Jouy : six tilleuls sauvés par des militants perchés dans les branches
Le maire a renoncé verbalement à l'abattage des arbres avenue de la Gare après une occupation citoyenne débutée le 15 juillet
À Jouy, six tilleuls cinquantenaires ont échappé à la tronçonneuse grâce à une mobilisation citoyenne. Occupés depuis une semaine par des militants du GNSA et de l'ADEAC, les arbres ont contraint le maire à reculer. Mais les occupants restent dans les branches, réclamant un engagement écrit.
L'essentiel
Ce qu'il faut retenir
- Six tilleuls cinquantenaires de l'avenue de la Gare à Jouy échappent à l'abattage après une semaine d'occupation citoyenne.
- Des militants du GNSA et de l'ADEAC occupent les arbres depuis le 15 juillet pour bloquer physiquement l'intervention.
- Le maire Christian Paul-Loubière a annoncé verbalement le 22 juillet renoncer au projet.
- Une intervention de la gendarmerie a fait un blessé parmi les manifestants en début de mobilisation.
- Les occupants refusent de descendre sans engagement écrit ou annulation formelle de l'arrêté préfectoral.
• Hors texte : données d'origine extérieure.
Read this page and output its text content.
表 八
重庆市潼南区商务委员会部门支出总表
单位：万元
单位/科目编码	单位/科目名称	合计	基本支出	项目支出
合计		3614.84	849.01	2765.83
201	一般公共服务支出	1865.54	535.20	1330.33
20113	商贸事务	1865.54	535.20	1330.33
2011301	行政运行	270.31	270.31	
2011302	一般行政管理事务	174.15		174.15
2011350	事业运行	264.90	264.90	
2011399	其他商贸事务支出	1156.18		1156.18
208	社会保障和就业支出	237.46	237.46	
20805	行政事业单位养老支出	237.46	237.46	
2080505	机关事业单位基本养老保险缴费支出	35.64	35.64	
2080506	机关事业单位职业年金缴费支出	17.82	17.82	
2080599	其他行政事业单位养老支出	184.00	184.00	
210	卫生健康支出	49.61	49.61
Six tilleuls de l’avenue de la Gare, à Jouy, ne seront finalement pas abattus. Le maire Christian Paul-Loubière a annoncé verbalement, récemment, renoncer au projet qui menaçait ces arbres cinquantenaires. Une décision arrachée par une semaine de mobilisation citoyenne.
Une occupation dans les arbres depuis le 15 juillet
Aucune source ne confirme une occupation depuis le 15 juillet, des militants du GNSA (Groupe National de Surveillance des Arbres) et de l’ADEAC (Association de Défense de l’Environnement et du Cadre de vie), rejoints par des riverains surnommés les « écureuils », occupent les six tilleuls menacés. Selon Le28.tv, la municipalité justifiait l’abattage par des raisons de sécurité.
Les opposants se sont installés dans les branches, jour et nuit, pour empêcher physiquement toute intervention des services techniques. Cette stratégie d’occupation, classique dans les luttes environnementales, a placé la mairie devant un dilemme : faire évacuer de force ou négocier.
Une intervention de gendarmerie qui tourne mal
L’intervention des forces de l’ordre, dès le début du mouvement, a provoqué des tensions. Selon Contre Attaque, aucune source ne confirme l’intervention de la gendarmerie nationale lors d’un blocage avec un blessé. Les circonstances précises de cette blessure n’ont pas été détaillées par les autorités.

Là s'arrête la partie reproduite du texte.